It must be possible to upgrade the device emulation process and the VMM without disrupting the guest. Upgrading the device emulation process is similar to crash recovery in that the process terminates and a new one resumes with the previous state.

Device versioning

The guest-visible aspects of the device must be versioned. In the simplest case the device emulation program would have a --compat-version=N command-line option that controls which version of the device the guest sees. When guest-visible changes are made to the program the version number must be increased.

By giving control of the guest-visible device behavior it is possible to save/load and live migrate reliably. Otherwise loading device state in a newer device emulation program could affect the running guest. Guest drivers typically are not prepared for the device to change underneath them and doing so could result in guest crashes or data corruption.

Security

The trust model

The VMM must not trust the device emulation program. This is key to implementing privilege separation and the principle of least privilege. If a compromised device emulation program is able to gain control of the VMM then out-of-process device emulation has failed to provide isolation between devices.

The device emulation program must not trust the VMM to the extent that this is possible. For example, it must validate inputs so that the VMM cannot gain control of the device emulation process through memory corruptions or other bugs. This makes it so that even if the VMM has been compromised, access to device resources and associated system calls still requires further compromising the device emulation process.

Unprivileged operation

The device emulation program should run unprivileged to the extent that this is possible. If special permissions are required to access hardware resources then these resources can sometimes be provided via file descriptor passing by a more privileged parent process.

Sandboxing

Operating system sandboxing mechanisms can be applied to device emulation processes more effectively than monolithic VMMs.

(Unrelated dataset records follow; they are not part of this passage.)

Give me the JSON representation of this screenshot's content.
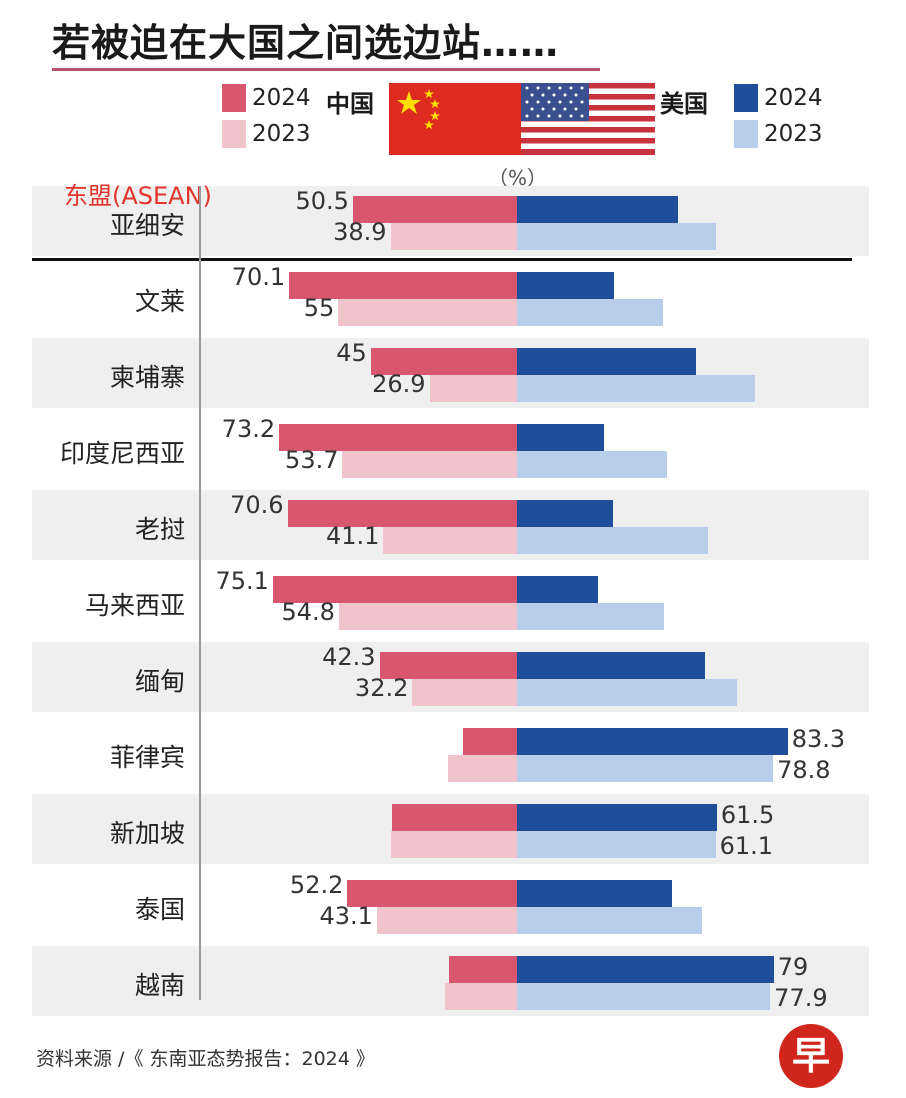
{
  "title": "若被迫在大国之间选边站……",
  "legend": {
    "china_label": "中国",
    "us_label": "美国",
    "year_2024": "2024",
    "year_2023": "2023"
  },
  "unit_label": "（%）",
  "asean_tag": "东盟(ASEAN)",
  "colors": {
    "china_2024": "#d9576e",
    "china_2023": "#f1c4cc",
    "us_2024": "#1f4e9b",
    "us_2023": "#b8cdea",
    "flag_cn": "#de2b20",
    "flag_us_red": "#c8323d",
    "flag_us_blue": "#3c4f90"
  },
  "chart_data": {
    "type": "bar",
    "orientation": "diverging-horizontal",
    "title": "若被迫在大国之间选边站……",
    "unit": "%",
    "xlim": [
      -100,
      100
    ],
    "categories": [
      "亚细安",
      "文莱",
      "柬埔寨",
      "印度尼西亚",
      "老挝",
      "马来西亚",
      "缅甸",
      "菲律宾",
      "新加坡",
      "泰国",
      "越南"
    ],
    "series": [
      {
        "name": "中国 2024",
        "side": "left",
        "values": [
          50.5,
          70.1,
          45,
          73.2,
          70.6,
          75.1,
          42.3,
          16.7,
          38.5,
          52.2,
          21
        ]
      },
      {
        "name": "中国 2023",
        "side": "left",
        "values": [
          38.9,
          55,
          26.9,
          53.7,
          41.1,
          54.8,
          32.2,
          21.2,
          38.9,
          43.1,
          22.1
        ]
      },
      {
        "name": "美国 2024",
        "side": "right",
        "values": [
          49.5,
          29.9,
          55,
          26.8,
          29.4,
          24.9,
          57.7,
          83.3,
          61.5,
          47.8,
          79
        ]
      },
      {
        "name": "美国 2023",
        "side": "right",
        "values": [
          61.1,
          45,
          73.1,
          46.3,
          58.9,
          45.2,
          67.8,
          78.8,
          61.1,
          56.9,
          77.9
        ]
      }
    ],
    "data_labels": {
      "亚细安": {
        "cn2024": "50.5",
        "cn2023": "38.9"
      },
      "文莱": {
        "cn2024": "70.1",
        "cn2023": "55"
      },
      "柬埔寨": {
        "cn2024": "45",
        "cn2023": "26.9"
      },
      "印度尼西亚": {
        "cn2024": "73.2",
        "cn2023": "53.7"
      },
      "老挝": {
        "cn2024": "70.6",
        "cn2023": "41.1"
      },
      "马来西亚": {
        "cn2024": "75.1",
        "cn2023": "54.8"
      },
      "缅甸": {
        "cn2024": "42.3",
        "cn2023": "32.2"
      },
      "菲律宾": {
        "us2024": "83.3",
        "us2023": "78.8"
      },
      "新加坡": {
        "us2024": "61.5",
        "us2023": "61.1"
      },
      "泰国": {
        "cn2024": "52.2",
        "cn2023": "43.1"
      },
      "越南": {
        "us2024": "79",
        "us2023": "77.9"
      }
    }
  },
  "footer": "资料来源 /《 东南亚态势报告：2024 》",
  "logo_text": "早"
}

Seccomp can limit the Linux system calls that may be invoked. SELinux can restrict access to system resources.

Sandboxing is a common task that most device emulation programs need. Therefore it is a good candidate for a library or launcher tool that is shared by device emulation programs.

Management

Command-line interface

A common command-line interface should be defined where possible. For example, vhost-user's standard --socket-path=PATH argument makes it easy to launch any vhost-user device backend. Protocol-specific options (e.g. socket path) and device type-specific options (e.g. virtio-net) can be standardized.

Some options are necessarily specific to the device emulation program and therefore cannot be standardized.

The advantage of standard options is that management tools like libvirt can launch the device emulation programs without further user configuration.

RPC interface

It may be necessary to issue commands at runtime. Examples include adjusting throttling limits, enabling/disabling logging, etc. These operations can be performed over an RPC interface.

Various RPC interfaces are used throughout open source virtualization software. Adopting a widely-used RPC protocol and standardizing commands is beneficial because it makes it easy to communicate with the software and management tools can support them relatively easily.

Conclusion

This was largely a brain dump but I hope it is useful food for thought as out-of-process device emulation interfaces are designed and developed. There is a lot more to it than simply implementing a protocol for device register accesses and guest RAM DMA. Developing open source libraries in Rust and C that can be used as needed will ensure that out-of-process devices are high-quality and easy for users to deploy.